Изменить стиль страницы

Герою повести “Расставание”, которой открывается сборник, “хочется... заговорить этим же нехитрым языком чувств, чтобы грусть была грустью, любовь — любовью, ревность — ревностью”. Но вся соль в том, что он так и не в состоянии заговорить на этом языке. Он не может слова вымолвить в простоте — его развалившаяся семья, диссидентское окружение сестры и матери, царящая вокруг атмосфера непрекращающейся лжи, вечная неиск­рен­ность в отношениях, собственная внутренняя несвобода, рождаю­щаяся от несогласованности между жизнью, реально им проживаемой, и попытками обрести “другую жизнь”, привычка плыть по течению — все это точит его, как ржа железо, а сил выйти из замкнутого круга у него нет.
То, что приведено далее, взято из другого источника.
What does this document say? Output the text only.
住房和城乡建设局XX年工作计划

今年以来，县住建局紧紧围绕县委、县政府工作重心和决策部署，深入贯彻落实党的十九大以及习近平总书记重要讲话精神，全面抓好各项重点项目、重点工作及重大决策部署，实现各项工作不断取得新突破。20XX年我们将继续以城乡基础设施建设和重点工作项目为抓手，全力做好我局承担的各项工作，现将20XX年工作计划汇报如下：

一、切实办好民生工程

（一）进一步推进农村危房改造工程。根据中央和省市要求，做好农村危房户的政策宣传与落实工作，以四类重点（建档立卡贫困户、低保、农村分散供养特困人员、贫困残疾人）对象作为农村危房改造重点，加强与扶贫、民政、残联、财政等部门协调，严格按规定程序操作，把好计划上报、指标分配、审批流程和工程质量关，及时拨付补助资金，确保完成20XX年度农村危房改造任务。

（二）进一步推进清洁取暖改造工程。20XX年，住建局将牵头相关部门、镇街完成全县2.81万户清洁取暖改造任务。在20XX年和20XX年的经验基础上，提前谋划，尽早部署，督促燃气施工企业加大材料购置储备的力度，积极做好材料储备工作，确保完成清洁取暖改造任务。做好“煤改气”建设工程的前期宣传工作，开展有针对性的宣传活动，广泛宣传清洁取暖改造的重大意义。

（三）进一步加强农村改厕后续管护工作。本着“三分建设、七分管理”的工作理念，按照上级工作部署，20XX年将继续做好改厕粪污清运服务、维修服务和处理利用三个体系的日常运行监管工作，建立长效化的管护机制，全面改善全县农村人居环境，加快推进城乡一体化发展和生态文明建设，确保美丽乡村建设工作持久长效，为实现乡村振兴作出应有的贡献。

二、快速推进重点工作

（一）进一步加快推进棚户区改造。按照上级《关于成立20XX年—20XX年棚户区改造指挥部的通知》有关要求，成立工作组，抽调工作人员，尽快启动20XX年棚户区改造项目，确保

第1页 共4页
Словно слон в посудную лавку, он вламывается в жизнь сельского священника, соблазняет его дочь, и в угаре “обретения” “другой жизни” мнит себя наравне со священником и досадует на него же за это. Словно   к т о-т о  должен открыть ему путь в иной мир, указать дорогу. Сладко чувст­вовать себя “плебеем и ничтожеством”, когда кажется, что рядом с тобой нечто недосягаемое, великое и святое. А батюшка, “такую веру имеющий”, сидящий с Геннадием за одним столом, кажется ему низким, вровень с самим героем, ибо он сам обуян гордыней, пропорциональной его ничтожеству. “Да если б я такую веру имел, не смешна ли была бы мне тогда суета людская?”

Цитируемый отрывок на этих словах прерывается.